August 16, 2003|Kenneth Reich | Times Staff Writer

A magnitude 5.1 earthquake centered under the Pacific Ocean 76 miles west of Eureka awakened residents along California's North Coast early Friday, but was too far out at sea to cause any damage or injuries.

The U.S. Geological Survey said the temblor struck at 2:22 a.m. two miles under the ocean floor and was felt lightly from Crescent City to Cape Mendocino. One person told the survey that he felt it in San Francisco.

The quake occurred in a seismically active area where two tectonic plates intersect with the northern end of the San Andreas fault in what is called the "triple junction."

The locale is at the southern end of the Cascadia subduction zone, where the Gorda tectonic plate is slowly diving underneath the continental North American plate. Quakes offshore are indirectly related to volcanic activity in the Cascade range.

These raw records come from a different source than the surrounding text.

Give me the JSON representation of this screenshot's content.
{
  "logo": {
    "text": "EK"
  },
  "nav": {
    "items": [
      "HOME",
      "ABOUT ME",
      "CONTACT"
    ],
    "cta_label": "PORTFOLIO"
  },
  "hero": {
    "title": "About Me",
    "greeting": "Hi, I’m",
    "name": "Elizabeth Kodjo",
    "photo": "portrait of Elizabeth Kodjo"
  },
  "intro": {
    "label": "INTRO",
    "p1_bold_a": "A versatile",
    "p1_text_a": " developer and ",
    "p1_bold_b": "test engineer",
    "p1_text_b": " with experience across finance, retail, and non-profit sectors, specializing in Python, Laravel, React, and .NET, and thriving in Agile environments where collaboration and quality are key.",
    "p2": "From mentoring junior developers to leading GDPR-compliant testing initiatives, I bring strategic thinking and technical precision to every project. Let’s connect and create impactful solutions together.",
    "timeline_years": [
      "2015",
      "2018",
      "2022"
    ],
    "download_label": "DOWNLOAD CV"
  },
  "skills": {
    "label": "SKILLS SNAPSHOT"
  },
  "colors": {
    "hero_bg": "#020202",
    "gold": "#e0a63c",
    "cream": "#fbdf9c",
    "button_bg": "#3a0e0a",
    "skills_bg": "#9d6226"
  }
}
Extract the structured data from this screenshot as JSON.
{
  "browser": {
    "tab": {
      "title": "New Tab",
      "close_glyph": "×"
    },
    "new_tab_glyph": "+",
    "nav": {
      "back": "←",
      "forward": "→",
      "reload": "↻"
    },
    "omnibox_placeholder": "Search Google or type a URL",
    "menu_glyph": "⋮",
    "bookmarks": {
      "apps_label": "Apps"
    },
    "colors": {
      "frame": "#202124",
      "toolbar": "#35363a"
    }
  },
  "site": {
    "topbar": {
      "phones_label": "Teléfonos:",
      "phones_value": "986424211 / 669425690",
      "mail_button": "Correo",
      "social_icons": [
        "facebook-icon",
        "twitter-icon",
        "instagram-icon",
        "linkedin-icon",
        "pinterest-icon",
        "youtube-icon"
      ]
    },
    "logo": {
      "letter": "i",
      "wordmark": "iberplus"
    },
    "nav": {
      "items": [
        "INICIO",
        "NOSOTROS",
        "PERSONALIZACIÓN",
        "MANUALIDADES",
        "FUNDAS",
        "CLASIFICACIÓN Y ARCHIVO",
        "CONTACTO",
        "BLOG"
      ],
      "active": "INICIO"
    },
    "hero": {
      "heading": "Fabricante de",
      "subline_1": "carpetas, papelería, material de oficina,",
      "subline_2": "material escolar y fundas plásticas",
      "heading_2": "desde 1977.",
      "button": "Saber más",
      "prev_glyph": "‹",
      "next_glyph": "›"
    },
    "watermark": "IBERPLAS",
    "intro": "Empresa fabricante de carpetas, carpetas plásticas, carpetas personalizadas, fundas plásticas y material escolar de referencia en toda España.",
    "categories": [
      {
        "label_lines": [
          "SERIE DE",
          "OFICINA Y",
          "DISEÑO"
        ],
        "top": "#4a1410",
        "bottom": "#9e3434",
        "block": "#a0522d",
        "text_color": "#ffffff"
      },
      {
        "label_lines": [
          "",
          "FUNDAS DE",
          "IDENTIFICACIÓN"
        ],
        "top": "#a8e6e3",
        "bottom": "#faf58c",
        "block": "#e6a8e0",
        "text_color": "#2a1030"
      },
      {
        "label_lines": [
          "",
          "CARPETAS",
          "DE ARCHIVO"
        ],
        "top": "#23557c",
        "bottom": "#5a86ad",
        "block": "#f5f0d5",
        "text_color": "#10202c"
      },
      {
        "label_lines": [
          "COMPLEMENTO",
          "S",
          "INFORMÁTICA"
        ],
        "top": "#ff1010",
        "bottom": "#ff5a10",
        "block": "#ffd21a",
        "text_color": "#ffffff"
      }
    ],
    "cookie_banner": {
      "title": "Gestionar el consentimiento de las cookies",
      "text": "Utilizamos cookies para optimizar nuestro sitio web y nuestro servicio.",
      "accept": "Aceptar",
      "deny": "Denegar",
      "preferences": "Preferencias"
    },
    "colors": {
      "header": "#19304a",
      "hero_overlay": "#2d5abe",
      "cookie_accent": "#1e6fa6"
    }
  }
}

The most recent major quakes in the vicinity occurred on April 25 and 26, 1992, when three quakes under the ocean off Eureka registered magnitudes of 7.1, 6.5 and 6.2, causing 356 injuries and $48 million in damage.

Scientists said they have uncovered evidence that about 300 years ago, a quake ranging in magnitude from 7.6 to 8.4 shook the same region, and that quakes as powerful as 9.5 are possible farther north, off the Oregon and Washington coasts.

Friday's quake was only 1% as powerful as the strongest in 1992, and it was farther off the coast, so there was little danger.

The Geological Survey said there was a 10% chance of a strong magnitude 5.0 aftershock in the next seven days and a 5% to 10% chance of a larger quake than Friday's in the same period.

It is common for quakes to occur in a series in the area.